À 52 ans, Julie Depardieu affiche un palmarès que beaucoup lui envient. Trois César, dont celui du meilleur second rôle féminin décroché en 2008 pour Un secret de Claude Miller, où elle partageait l’écran avec Ludivine Sagnier. Une victoire qui aurait dû rester un souvenir éclatant. Pourtant, avec le recul, c’est surtout un moment de malaise qui lui revient en mémoire.
La scène se déroule au théâtre du Châtelet. Son nom est prononcé. Elle se lève. Applaudissements. À côté d’elle, Ludivine Sagnier, également nommée dans la même catégorie, comprend qu’elle ne repartira pas avec la statuette. Dans un élan spontané, Julie Depardieu tente alors d’entraîner son amie sur scène avec elle. Un geste qu’elle pensait fraternel, presque instinctif.

Des années plus tard, elle pose un regard sévère sur cette réaction. Invitée dans l’émission La Bande Originale le 9 octobre dernier, elle n’a pas cherché à se dérober. “C’était nul de ma part”, a-t-elle lâché sans détour. Selon elle, recevoir un prix, c’est l’accepter. Pas le repousser, ni tenter de le partager symboliquement en mettant l’autre dans une position inconfortable.

À l’époque, son trouble était réel. Déjà récompensée à deux reprises, elle ne comprenait pas pourquoi ce troisième César lui revenait à elle et non à sa partenaire. Elle raconte avoir voté pour Ludivine Sagnier, s’être agacée intérieurement. Sur scène, elle insiste, pousse presque son amie à prendre part à l’instant. Une séquence à la fois touchante et embarrassante.

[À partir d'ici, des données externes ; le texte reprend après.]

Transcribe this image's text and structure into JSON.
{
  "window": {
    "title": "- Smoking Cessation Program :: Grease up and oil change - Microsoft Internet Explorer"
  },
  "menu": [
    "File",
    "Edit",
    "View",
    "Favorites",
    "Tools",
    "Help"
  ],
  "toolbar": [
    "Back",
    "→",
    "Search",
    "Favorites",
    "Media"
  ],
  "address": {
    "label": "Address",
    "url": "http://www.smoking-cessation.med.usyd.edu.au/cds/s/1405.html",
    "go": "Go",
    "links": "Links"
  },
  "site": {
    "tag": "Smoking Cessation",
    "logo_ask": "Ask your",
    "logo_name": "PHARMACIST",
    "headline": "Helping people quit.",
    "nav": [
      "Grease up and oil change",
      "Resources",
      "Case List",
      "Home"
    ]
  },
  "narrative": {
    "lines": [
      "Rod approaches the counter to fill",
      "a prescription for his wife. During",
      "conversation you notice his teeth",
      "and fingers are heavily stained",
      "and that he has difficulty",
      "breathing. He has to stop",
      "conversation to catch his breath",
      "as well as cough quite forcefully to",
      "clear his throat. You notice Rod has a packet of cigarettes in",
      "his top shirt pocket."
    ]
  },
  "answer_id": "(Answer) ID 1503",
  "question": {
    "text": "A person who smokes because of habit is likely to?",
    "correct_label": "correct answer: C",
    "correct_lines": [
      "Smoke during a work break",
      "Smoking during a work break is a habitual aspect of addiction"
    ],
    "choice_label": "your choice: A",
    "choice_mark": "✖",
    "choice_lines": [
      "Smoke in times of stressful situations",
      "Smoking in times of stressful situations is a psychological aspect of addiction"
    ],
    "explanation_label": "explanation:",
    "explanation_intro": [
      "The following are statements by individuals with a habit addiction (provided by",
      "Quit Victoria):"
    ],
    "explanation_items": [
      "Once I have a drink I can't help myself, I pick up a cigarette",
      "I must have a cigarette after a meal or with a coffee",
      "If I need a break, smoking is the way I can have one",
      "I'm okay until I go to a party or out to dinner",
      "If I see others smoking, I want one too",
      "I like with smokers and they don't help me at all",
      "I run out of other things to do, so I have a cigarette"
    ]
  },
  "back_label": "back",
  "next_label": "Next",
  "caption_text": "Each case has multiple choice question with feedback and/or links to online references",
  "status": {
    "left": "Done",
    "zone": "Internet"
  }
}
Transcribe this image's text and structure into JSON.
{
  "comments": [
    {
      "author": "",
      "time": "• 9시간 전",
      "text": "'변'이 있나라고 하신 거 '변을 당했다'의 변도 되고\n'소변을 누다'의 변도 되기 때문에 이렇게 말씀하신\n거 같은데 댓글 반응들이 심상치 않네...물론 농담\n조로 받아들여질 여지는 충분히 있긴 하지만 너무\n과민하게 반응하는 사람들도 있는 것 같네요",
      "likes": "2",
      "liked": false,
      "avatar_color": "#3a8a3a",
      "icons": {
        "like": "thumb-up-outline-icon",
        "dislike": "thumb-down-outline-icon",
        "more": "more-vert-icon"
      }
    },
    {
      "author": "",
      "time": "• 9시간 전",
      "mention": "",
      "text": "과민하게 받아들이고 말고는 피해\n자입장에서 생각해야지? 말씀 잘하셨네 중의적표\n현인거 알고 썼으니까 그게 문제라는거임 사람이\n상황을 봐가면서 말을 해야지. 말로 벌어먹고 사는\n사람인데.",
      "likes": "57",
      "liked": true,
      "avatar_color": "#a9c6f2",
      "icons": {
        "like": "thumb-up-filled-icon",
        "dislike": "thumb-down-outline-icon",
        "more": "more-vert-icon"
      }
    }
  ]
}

Entre les deux actrices, le lien dépasse le simple cadre professionnel. Elles ont tourné ensemble à plusieurs reprises, développé une vraie complicité. C’est sans doute cette proximité qui a déclenché ce réflexe. Mais avec le temps, Julie Depardieu admet que le geste pouvait sembler déplacé. Accepter un prix, c’est aussi assumer la reconnaissance.

Son rapport aux distinctions reste complexe. Elle évoque souvent un sentiment d’illégitimité, cette impression d’être “la fille de”. En 2004 déjà, lorsqu’elle avait réalisé un doublé historique en remportant le César du meilleur espoir féminin et celui du meilleur second rôle pour La Petite Lili, la soirée l’avait déstabilisée. Gérard Depardieu, présent dans la salle, était monté sur scène pour la féliciter. Un moment fort, mais troublant.

Aujourd’hui, son discours est plus apaisé, plus lucide. Elle reconnaît sa difficulté à recevoir les honneurs sans gêne.
Ce soir, la 51ᵉ cérémonie des César se tiendra exceptionnellement à l’Olympia à Paris. La soirée sera diffusée en direct et en clair à partir de 20 h 30 sur Canal+ et CStar. Les professionnels du cinéma découvriront les lauréats des films sortis en 2025. Une édition particulièrement attendue. Reste à savoir si Julie Depardieu fera partie du public.